Parents: Coaches or Managers?

I have just a few minutes to write and post this blog this morning. My oldest daughter has a hair appointment at 11:15, and I still have to fix my “faux hawk” (mohawk) after waking from a great nights sleep. If I walk in the salon looking like this, I’m sure they will chain me to a chair and begin a makeover to spare young children from the frightening look of my hair!

I spoke to a group of youth from local high schools yesterday. I was given an hour to speak to them about employment. I got to choose the topics, the message, the lessons, and was given freedom in how to use that hour. And believe me, I could’ve filled four hours easily. The message I gave in that hour was on how to identify skills, talents, and gifts, and how to utilize them by thinking outside the box.

After I spoke, a parent asked me about protecting her teen from making unrealistic career goals to protect him from failure. She didn’t want to see her teen fail after all. This is where I stand on my head and become uber passionate. (I must give credit to our Pastor for the word “uber”!) I believe with all my heart that the only time we really learn is when we make a plan to try something, and then try it. If it doesn’t work, what do we gain?

Everything! The knowledge that we gain from experiencing life’s lessons first hand whether we fail or succeed is by far the best. The classroom of life is the best classroom available. We cannot learn how to live, how to make good and bad decisions, how to have relationships, how to plan, how to pick ourselves up, and how to…oh, I could write a book here, but for the sake of time, I’m just listing a few.

The question I had for the parent was, “who’s life is this? Yours or his?” Until our children are allowed to take ownership of their own lives and learn about accountability, they will miss some of life’s greatest lessons! It doesn’t matter how old our children are. Even at the age of four, we can and should let them assume some responsibility for the decisions they make. If we as parents constantly protect them, especially when they become teenagers, how do we exect them to grow, mature, and become responsible for their own actions, choices, and behaviors?

As I say in many of my presenations, we are all CEO’s. We are all responsible for our lives. We are like a company, in charge of our lives, decisions, growth, set-backs, financial standing, and so on. When do we let our teens become the CEO’s of their lives? God has given our children skills, talents, and a purpose. We as parents are to be coaches and encouragers to help them grow and mature into adulthood. If we constantly make decisions for them, we are hindering their ability to do this on their own. In my opinion, this is a disservice.

I wrote on the whiteboard before leaving to fuel some thought for the parents:

Coaching vs. Managing

Are we as parents coaching our teens and letting them set their own goals?

Are we coaching our teens and letting them accept responsibility for their own actions?

Are we as parents holding our teens accountable for their actions and consequences, good and bad?

Coaching our teens doesn’t mean we stand back and just watch them make stupid choices. Coaching means that we are talking to them, being active in discussing life and the choices they are choosing to take. Coaching means that we are working with them and talking openly about the plans they have for their future.

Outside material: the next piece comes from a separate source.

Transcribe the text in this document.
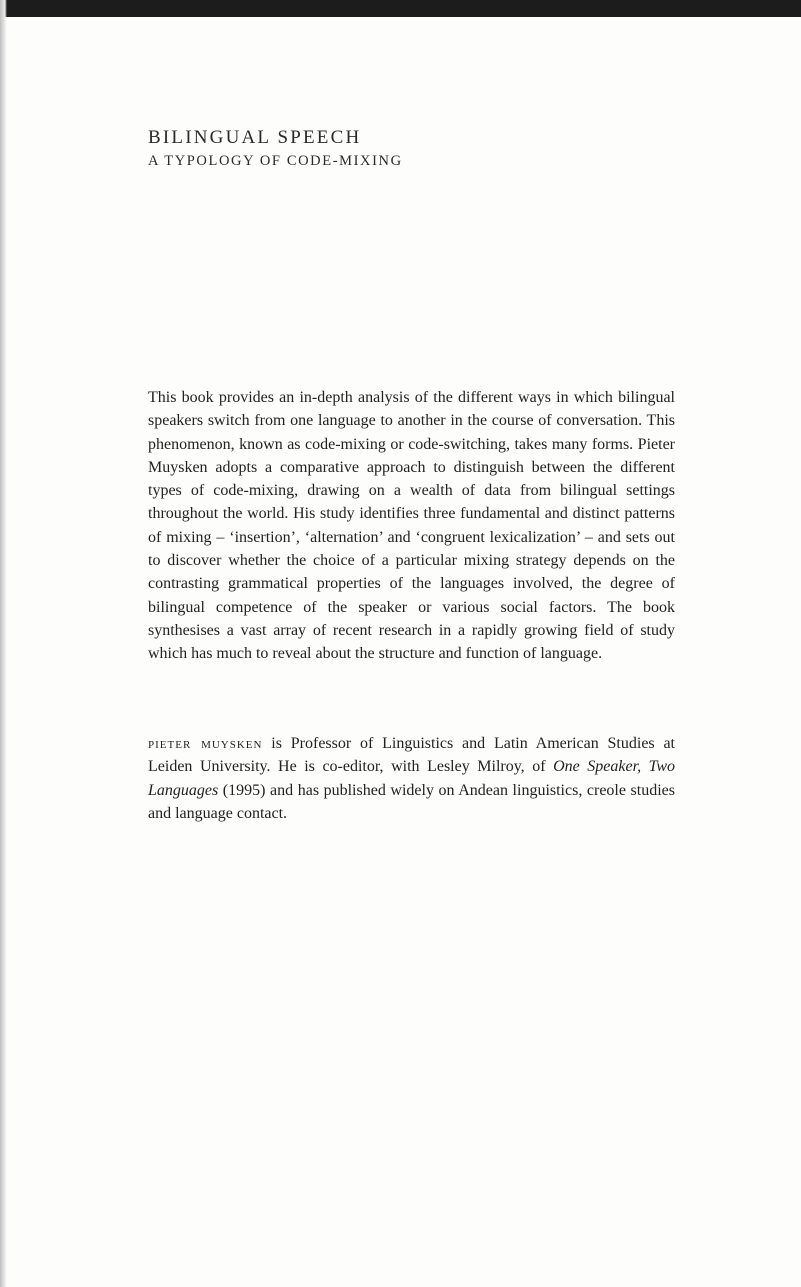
BILINGUAL SPEECH
A TYPOLOGY OF CODE-MIXING

This book provides an in-depth analysis of the different ways in which bilingual speakers switch from one language to another in the course of conversation. This phenomenon, known as code-mixing or code-switching, takes many forms. Pieter Muysken adopts a comparative approach to distinguish between the different types of code-mixing, drawing on a wealth of data from bilingual settings throughout the world. His study identifies three fundamental and distinct patterns of mixing – ‘insertion’, ‘alternation’ and ‘congruent lexicalization’ – and sets out to discover whether the choice of a particular mixing strategy depends on the contrasting grammatical properties of the languages involved, the degree of bilingual competence of the speaker or various social factors. The book synthesises a vast array of recent research in a rapidly growing field of study which has much to reveal about the structure and function of language.

pieter muysken is Professor of Linguistics and Latin American Studies at Leiden University. He is co-editor, with Lesley Milroy, of One Speaker, Two Languages (1995) and has published widely on Andean linguistics, creole studies and language contact.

But what we are not doing as coaches is managing their life for them. When our children reach 40 years of age, we do not want to be manging their families, finances, and careers for them.

Just food for thought.

Because this was a school event, I couldn’t add this, but here in my blog, I can!

Does God not allow all of his children to experience heart-ache?
Turmoil?
Confusion?
Adversity?

No! In fact, He uses these to grow us, mature us, and prepare us for what it is He has planned for us! If we were never allowed to experience these things, we would stop growing. When we stop growing, we stop learning! Life is all about growth. As parents, we must be willing to coach them as they grow, learn, and live their own lives. Yes, the transition is hard. But, it is life. And life cannot be learned in a classroom, and it can’t be learned unless we are the individuals who are specifically living our own life.

Now…off to tame that “faux hawk” I woke up with this morning!

By the way, this message even applies to me-a coach. My daughter has been wanting to cut her hair shorter. She has beautiful long hair, and I was worried about her making a mistake, not liking it if it’s shorter, and not being able to style it herself.

She is 15. She will choose her hair. And, as a coach and her mother, I will encourage her to try the new style if she chooses to. I too, have to remember that I have survived all the hairstyles I chose. And growing up in the 80’s, I had some weird hair. As I think back, I am grateful that my parents let me choose and learn from life. There are so many things I wouldn’t have been able to learn otherwise.

Romans 5:2-4 (New International Version)
2through whom we have gained access by faith into this grace in which we now stand. And we[a] rejoice in the hope of the glory of God. 3Not only so, but we[b] also rejoice in our sufferings, because we know that suffering produces perseverance; 4perseverance, character; and character, hope.